American Studies professor gives Boca Mag a History Lesson
Published Nov. 02, 2009
The October issue of Boca Raton Magazine prominently featured Robert Watson, coordinator of Lynn’s American Studies program since 2007, and esteemed author and renowned presidential and political historian, in an exclusive interview with reporter Marie Speed.
In addition to weighing in on questions about the state of the nation – both past and present – Watson also answered some more personal questions, including names the “Top three things in the bucket list.” According to Watson, his bucket list items include: “Taking my kids to the Grand Canyon, a series of lectures in Europe [and taking my kids], and I’d like to sit down and have an hour with Obama.”
In his interview with Speed, Watson discussed his role as an American Studies scholar and the overall importance of history. He also pointed to the lack of civil discourse, identifying it as America’s greatest threat. Watson even named the individuals he believes are the three best, and the three worst, American presidents in history.
His answer: “The best were Washington, Lincoln and Truman.

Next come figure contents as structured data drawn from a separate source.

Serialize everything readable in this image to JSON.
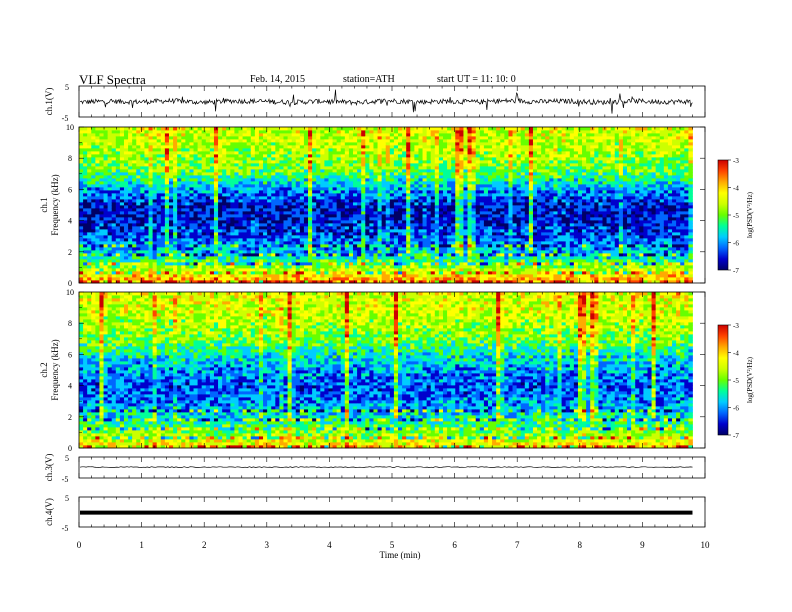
{
  "header": {
    "title": "VLF  Spectra",
    "date": "Feb. 14, 2015",
    "station": "station=ATH",
    "start": "start  UT  =   11: 10: 0"
  },
  "chart_data": [
    {
      "type": "line",
      "panel": "ch1-waveform",
      "ylabel": "ch.1(V)",
      "ylim": [
        -5,
        5
      ],
      "yticks": [
        "5",
        "-5"
      ],
      "xlim": [
        0,
        10
      ],
      "color": "#000000",
      "x": [
        0,
        0.5,
        1,
        1.5,
        2,
        2.5,
        3,
        3.5,
        4,
        4.5,
        5,
        5.5,
        6,
        6.5,
        7,
        7.5,
        8,
        8.5,
        9,
        9.5,
        9.8
      ],
      "y": [
        -0.3,
        0.1,
        -0.2,
        0.4,
        -0.5,
        0.3,
        0.0,
        -0.4,
        0.2,
        -0.6,
        0.5,
        -0.2,
        0.1,
        -0.3,
        0.4,
        -0.1,
        0.2,
        -0.5,
        0.3,
        -0.2,
        0.0
      ]
    },
    {
      "type": "heatmap",
      "panel": "ch1-spectrogram",
      "ylabel": "ch.1\nFrequency  (kHz)",
      "ylim": [
        0,
        10
      ],
      "yticks": [
        "0",
        "2",
        "4",
        "6",
        "8",
        "10"
      ],
      "xlim": [
        0,
        9.8
      ],
      "colorbar": {
        "label": "log(PSD(V²/Hz)",
        "range": [
          -7,
          -3
        ],
        "ticks": [
          "-3",
          "-4",
          "-5",
          "-6",
          "-7"
        ]
      },
      "freq_khz": [
        0,
        1,
        2,
        3,
        4,
        5,
        6,
        7,
        8,
        9,
        10
      ],
      "mean_log_psd": [
        -3.5,
        -4.8,
        -5.9,
        -6.3,
        -6.6,
        -6.6,
        -6.0,
        -5.2,
        -4.8,
        -4.6,
        -4.5
      ]
    },
    {
      "type": "heatmap",
      "panel": "ch2-spectrogram",
      "ylabel": "ch.2\nFrequency  (kHz)",
      "ylim": [
        0,
        10
      ],
      "yticks": [
        "0",
        "2",
        "4",
        "6",
        "8",
        "10"
      ],
      "xlim": [
        0,
        9.8
      ],
      "colorbar": {
        "label": "log(PSD(V²/Hz)",
        "range": [
          -7,
          -3
        ],
        "ticks": [
          "-3",
          "-4",
          "-5",
          "-6",
          "-7"
        ]
      },
      "freq_khz": [
        0,
        1,
        2,
        3,
        4,
        5,
        6,
        7,
        8,
        9,
        10
      ],
      "mean_log_psd": [
        -4.0,
        -4.9,
        -5.6,
        -6.1,
        -6.3,
        -6.0,
        -5.6,
        -5.0,
        -4.7,
        -4.5,
        -4.4
      ]
    },
    {
      "type": "line",
      "panel": "ch3-waveform",
      "ylabel": "ch.3(V)",
      "ylim": [
        -5,
        5
      ],
      "yticks": [
        "5",
        "-5"
      ],
      "xlim": [
        0,
        10
      ],
      "color": "#000000",
      "x": [
        0,
        2,
        4,
        6,
        8,
        9.8
      ],
      "y": [
        0.2,
        0.2,
        0.2,
        0.2,
        0.2,
        0.2
      ]
    },
    {
      "type": "line",
      "panel": "ch4-waveform",
      "ylabel": "ch.4(V)",
      "ylim": [
        -5,
        5
      ],
      "yticks": [
        "5",
        "-5"
      ],
      "xlim": [
        0,
        10
      ],
      "color": "#000000",
      "x": [
        0,
        2,
        4,
        6,
        8,
        9.8
      ],
      "y": [
        -0.2,
        -0.2,
        -0.2,
        -0.2,
        -0.2,
        -0.2
      ]
    }
  ],
  "xaxis": {
    "label": "Time  (min)",
    "ticks": [
      "0",
      "1",
      "2",
      "3",
      "4",
      "5",
      "6",
      "7",
      "8",
      "9",
      "10"
    ]
  },
  "colors": {
    "colormap": [
      "#000066",
      "#0000cc",
      "#0066ff",
      "#00ccff",
      "#00ff99",
      "#66ff00",
      "#ccff00",
      "#ffff00",
      "#ffaa00",
      "#ff4400",
      "#cc0000"
    ]
  }
}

All three were uneducated, all three were common, all three understood people.” And as for the three worst American presidents, Watson points to Warren Harding, James Buchanan and Andrew Jackson. “All three were poorly read, a bit lazy and a bit thin-skinned; in the presidency you need rhinoceros skin,” said Watson.
Read the full interview in the October issue of Boca Raton Magazine and see more of the exclusive interview online.
Watson is one of the foremost experts and authors on first ladies, presidents, and Florida politics and voting issues. Each year, Watson hosts the American Studies Series on campus that brings politicians and political issues to campus. In this role, Watson is frequently interviewed by local and national TV, print and radio media outlets including CNN, MSNBC, USA Today and The New York Times, addressing topics surrounding the first ladies of today, yesterday and tomorrow, how history may judge President Bush (and the war on terrorism) and how past White House scandals have not affected the nation.